I'm in the middle of training for a marathon at the end of October, so I've drained my races so easily. Last weekend I did a run of nine kilometers. While reading this, I'm probably in a ten kilometer run. I plan to continue emptying my weekend's long run up so lightly until I have eighteen or so. Since I have been in training mode, I realize some of the edge cases where Activity Rings fall apart for people who exercise frequently. When I woke up last Sunday, the last thing I wanted to train was again. My legs were hurt from running fifteen miles the previous two days. As I didn't run early that morning, I went out and ran a 5k that night to close my rings. And I would lie if I said my activity competition with Zac Hall didn't weigh me in mind. During my Sunday evening run, I brainstormed in some ways that Apple could fine-tune activity rings to make them better suited to people who have heavy weights or heavy cardio and need rest days to recover. Here's how the Activity Rings 2.0 in Apple Watch can look (including ideas for fine-tuning activity competitions).
Scrolling over points for the next day
One of my frustrations about the activity watches on Apple Watch is that you can only get a maximum of six hundred points per day. This also bleeds into my frustrations with the current activity ring that is set up as well. The day after the marathon in the middle of October there is a chance of zero percent that I reach my stand, move or train the goal. I'll do well just to get it out of bed. Why doesn't Apple Watch take this into account? One idea I had was to let you bank spend the next day. However, it would not be one for one trade. It would be a one-third trade. If I spend thirty minutes extra today, I can get a ten minute waiver of the day after and still get the credit for closing my rings. The same concept can also work with activity competitions. If Apple wants the daily "max" to be six hundred, let me roll over a third of how much I go over it. If I had technically got 900 points (300 over max), then start me at 1
I know that many people rely on closing their rings every day. For the days I have owned an Apple Watch, I probably haven't shut them down at that time. Most of them came from either a heavy workout (see my point from above) or if I was sick. Why can't Apple account for sick days with Activity Rings? Here's my suggestion: For every 60 days you close your rings, you get a "sick day". You can only use it if you are less than 20% of the daily move or exercise target for the day. The idea behind it is that if you are at the end of the day and just want to ditch the gym, you cannot claim a sick day. Adding a sick day option to Activity Rings 2.0, you can still aim to close your rings every day, but know you can take a "sick day" without ruining your stroke.

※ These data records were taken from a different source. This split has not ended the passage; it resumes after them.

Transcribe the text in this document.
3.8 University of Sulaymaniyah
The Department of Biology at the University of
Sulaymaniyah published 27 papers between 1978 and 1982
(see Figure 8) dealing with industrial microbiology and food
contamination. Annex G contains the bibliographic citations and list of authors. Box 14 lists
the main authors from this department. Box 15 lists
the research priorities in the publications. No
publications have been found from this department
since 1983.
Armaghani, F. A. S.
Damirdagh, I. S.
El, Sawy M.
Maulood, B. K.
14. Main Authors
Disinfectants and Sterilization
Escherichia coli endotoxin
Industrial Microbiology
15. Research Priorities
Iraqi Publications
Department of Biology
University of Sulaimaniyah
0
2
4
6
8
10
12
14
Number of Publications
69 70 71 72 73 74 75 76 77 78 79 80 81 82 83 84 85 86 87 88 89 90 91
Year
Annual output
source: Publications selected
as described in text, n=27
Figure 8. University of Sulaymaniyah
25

Wrap-up on Activity Rings 2.0
What are your thoughts on my proposed changes? Is the current model perfect, or should Apple tweak it? Have you noticed that your health improved when you used Apple Watch? I think Apple's focus on health is great, and I can't wait to see how technology advances improve Apple Watch even more. With watchOS 6s features already set, we may see some activity ring updates in watchOS 7.